I could cite countless examples of people who engage in thoughtful directed practice to get better and better at their craft.  Practice makes "pretty good" (not necessarily perfect -- there's always room for improvement and ongoing skill maintenance), and "pretty good" probably elevates the practitioner to all-star status in most peer groups.

Before I examine what to practice, I want to define how to practice.  What do we, as software engineers, when we "go to the range"?  What is the programming equivalent to stepping up to the plate for batting practice and learning to consistently hit 'em out of the park?  How do I practice "major and minor scales" in C++ or Ruby?  Using the martial arts analogy, what constitutes a kata for programmers?

I've been thinking along these lines for a few years now; ever since I read Andy Hunt's Pragmatic Thinking & Learning.  More recently, I encountered an implementation of the martial arts metaphor with the establishment of a programming dojo and defined katas to improve basic skills and techniques.  I think this works very well.

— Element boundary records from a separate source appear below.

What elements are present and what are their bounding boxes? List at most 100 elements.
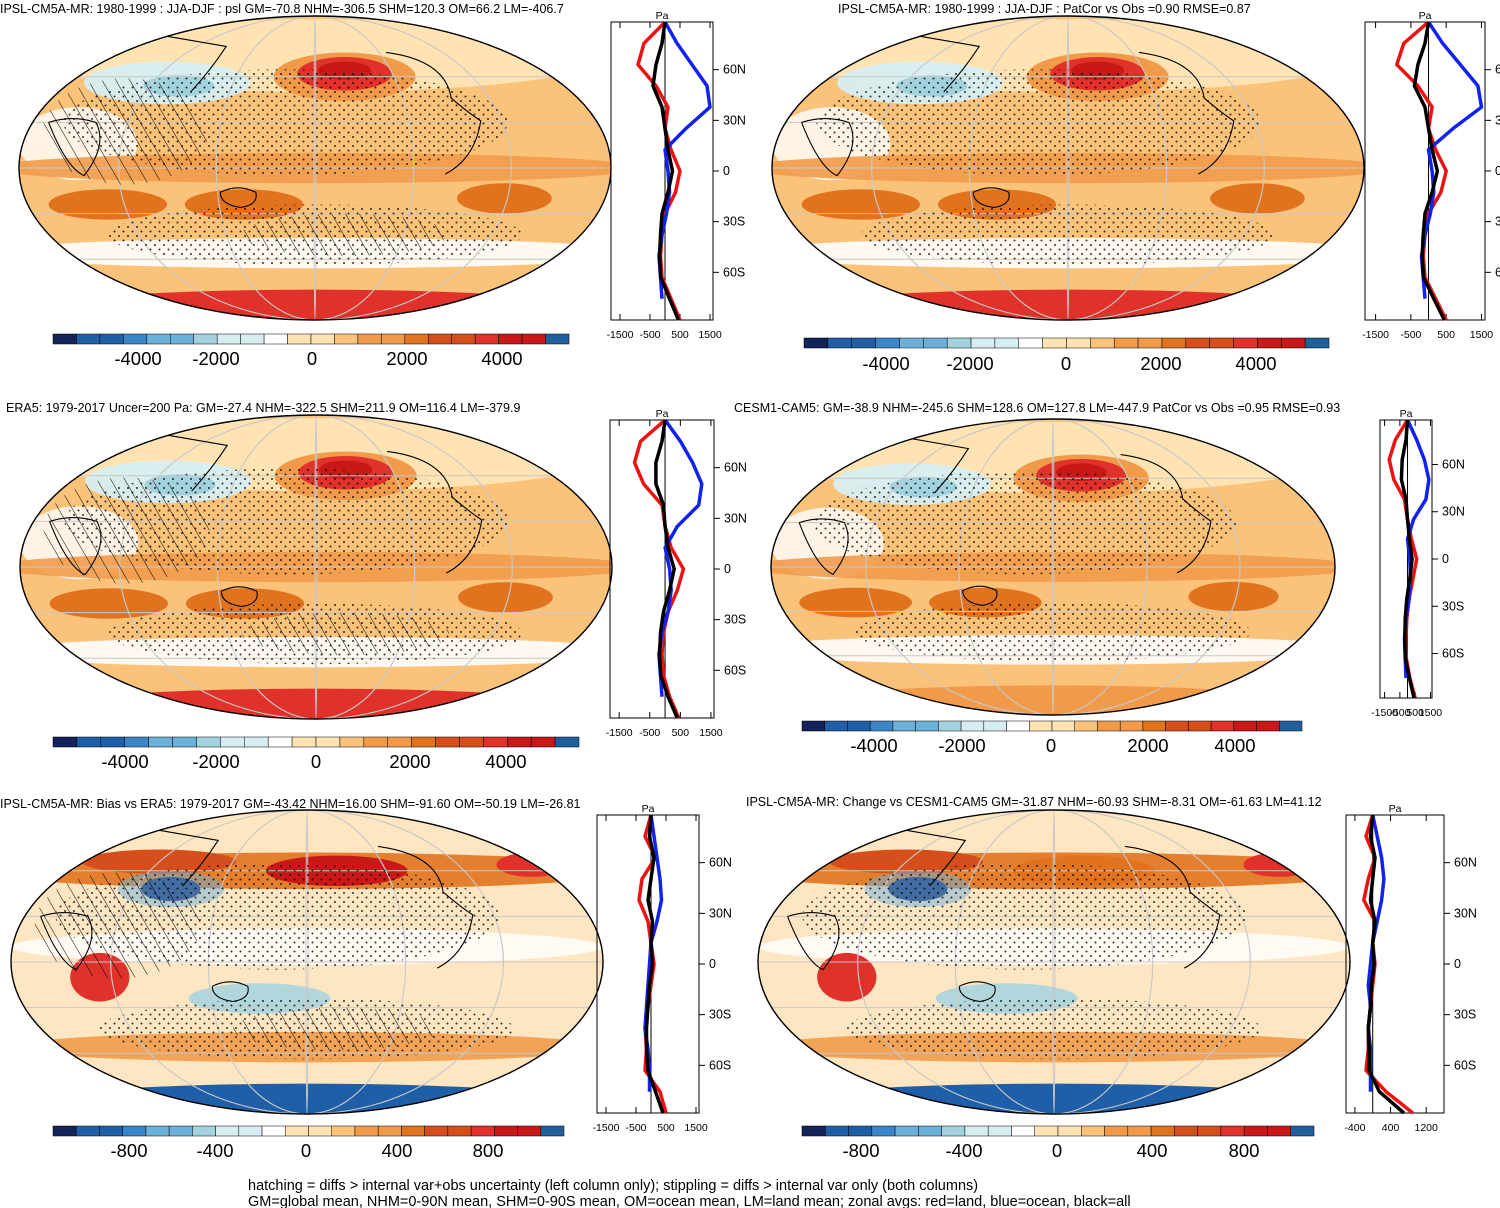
colorbar-box <box>1220 1125 1245 1137</box>
panel-5-zonal-profile: Pa 60N 30N 0 30S 60S -1500 -500 500 1500 <box>593 803 732 1134</box>
colorbar-box <box>1137 337 1163 349</box>
colorbar-box <box>1006 720 1030 732</box>
colorbar-box <box>401 1125 425 1137</box>
coastline <box>48 118 101 177</box>
colorbar-box <box>145 1125 170 1137</box>
colorbar-box <box>354 1125 379 1137</box>
map-field <box>772 16 1364 320</box>
colorbar-box <box>825 1125 849 1137</box>
colorbar-label: 400 <box>382 1140 413 1161</box>
colorbar-box <box>824 720 848 732</box>
colorbar-box <box>521 333 546 345</box>
lat-tick-label: 30N <box>1495 113 1500 127</box>
atlantic-red <box>496 852 568 877</box>
panel-4-colorbar: -4000 -2000 0 2000 4000 <box>801 720 1303 756</box>
panel-4-title: CESM1-CAM5: GM=-38.9 NHM=-245.6 SHM=128.… <box>734 401 1340 415</box>
units-label: Pa <box>656 408 669 420</box>
colorbar-box <box>404 333 429 345</box>
colorbar-box <box>122 1125 147 1137</box>
lat-tick-label: 0 <box>709 957 716 971</box>
lat-tick-label: 0 <box>1442 552 1449 566</box>
map-outline <box>757 809 1351 1115</box>
hatching <box>43 477 210 584</box>
colorbar-box <box>1042 337 1067 349</box>
lat-tick-label: 60S <box>1495 265 1500 279</box>
colorbar-box <box>1018 337 1043 349</box>
map-field <box>19 16 611 320</box>
colorbar-box <box>851 337 876 349</box>
stippling <box>846 998 1262 1060</box>
southamerica-high <box>457 183 552 214</box>
x-tick-label: -400 <box>1344 1122 1365 1134</box>
zonal-series-all <box>1399 419 1416 699</box>
colorbar-box <box>123 333 148 345</box>
profile-frame <box>1345 814 1445 1114</box>
coastline <box>787 912 840 971</box>
colorbar-label: 0 <box>1052 1140 1062 1161</box>
panel-4-map <box>770 418 1336 716</box>
lat-tick-label: 30N <box>723 113 746 127</box>
panel-6-title: IPSL-CM5A-MR: Change vs CESM1-CAM5 GM=-3… <box>746 795 1322 809</box>
lat-tick-label: 30S <box>724 613 746 627</box>
colorbar-box <box>1233 720 1257 732</box>
colorbar-box <box>1066 337 1091 349</box>
x-tick-label: 500 <box>672 727 690 739</box>
colorbar-box <box>285 1125 309 1137</box>
lat-tick-label: 60S <box>709 1058 731 1072</box>
colorbar-label: 0 <box>301 1140 311 1161</box>
colorbar-box <box>451 333 476 345</box>
colorbar-label: 4000 <box>485 751 526 772</box>
coastline <box>377 845 474 969</box>
colorbar-box <box>424 1125 449 1137</box>
colorbar-box <box>52 1125 77 1137</box>
panel-3-colorbar: -4000 -2000 0 2000 4000 <box>52 736 580 772</box>
stippling <box>816 69 1261 176</box>
colorbar-box <box>918 1125 942 1137</box>
colorbar-box <box>983 720 1007 732</box>
colorbar-label: -2000 <box>946 353 993 374</box>
colorbar-box <box>1057 1125 1082 1137</box>
colorbar-label: 0 <box>311 751 321 772</box>
coastline <box>211 981 249 1003</box>
hatching <box>241 213 449 257</box>
lat-tick-label: 0 <box>723 164 730 178</box>
colorbar-box <box>238 1125 263 1137</box>
colorbar-label: 0 <box>1061 353 1071 374</box>
colorbar-label: -4000 <box>114 348 161 369</box>
hatching <box>233 1007 441 1051</box>
colorbar-box <box>220 736 245 748</box>
colorbar-box <box>1081 1125 1105 1137</box>
southamerica-high <box>458 582 553 613</box>
panel-1-title: IPSL-CM5A-MR: 1980-1999 : JJA-DJF : psl … <box>0 2 564 16</box>
colorbar-label: 4000 <box>1235 353 1276 374</box>
colorbar-box <box>517 1125 542 1137</box>
colorbar-box <box>848 1125 873 1137</box>
x-tick-label: 1500 <box>698 329 722 341</box>
zonal-series-all <box>1412 21 1446 321</box>
colorbar-box <box>52 736 78 748</box>
colorbar-box <box>267 736 293 748</box>
colorbar-box <box>315 736 341 748</box>
colorbar-box <box>847 720 871 732</box>
map-field <box>758 810 1350 1114</box>
units-label: Pa <box>656 10 669 22</box>
panel-2-colorbar: -4000 -2000 0 2000 4000 <box>803 337 1330 374</box>
south-atl-high <box>49 588 168 619</box>
colorbar-label: 4000 <box>1214 735 1255 756</box>
colorbar-box <box>193 333 218 345</box>
zonal-series-land <box>632 418 686 719</box>
lat-tick-label: 60N <box>1495 63 1500 77</box>
south-atl-high <box>801 189 920 220</box>
map-outline <box>19 414 613 720</box>
x-tick-label: 500 <box>657 1122 675 1134</box>
colorbar-box <box>168 1125 193 1137</box>
x-tick-label: -1500 <box>606 727 633 739</box>
colorbar-box <box>803 337 829 349</box>
panel-5-colorbar: -800 -400 0 400 800 <box>52 1125 565 1161</box>
x-tick-label: -500 <box>639 727 660 739</box>
colorbar-box <box>52 333 77 345</box>
colorbar-box <box>1011 1125 1035 1137</box>
south-atl-high <box>48 189 167 220</box>
x-tick-label: 1200 <box>1415 1122 1439 1134</box>
colorbar-box <box>1034 1125 1059 1137</box>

I see a dojo as a type of school for learning and improving programming skills in a given language, or perhaps multiple languages.  I define a kata simply as a software pattern with a purpose.  As with the performance of any martial arts kata, eventually the student should be able to perform the kata effortlessly from memory (possibly with some style variations) under the watchful eye of a "sensei."  Though everyone will practice on their own, even more advanced practitioners will still benefit from working with a peer or coach, just as Tiger Woods still works with a coach (probably more than one).  A kata, then, will consist of a title, a description, a use case, an implementation (coded in the language of the dojo), and tests to validate the results.  Though some will disagree, I do think a kata should include code.  Katas are not meant to test knowledge, but rather to reinforce skills and fundamentals.

Some katas are very elementary, while others will incorporate more complex techniques taking a student or practitioner on a journey from novice to expert.  Some katas will apply to multiple programming languages, such as the implementations of "Hello World" that teach the minimum framework for a functioning program in any given language or platform.  Katas can then progress to implementing file I/O, data parsing from XML, CSV or YAML, database transactions, or network socket I/O.  There should also be katas for multi-threaded concurrency and synchronization, etc.

And that, is how practice makes pretty good.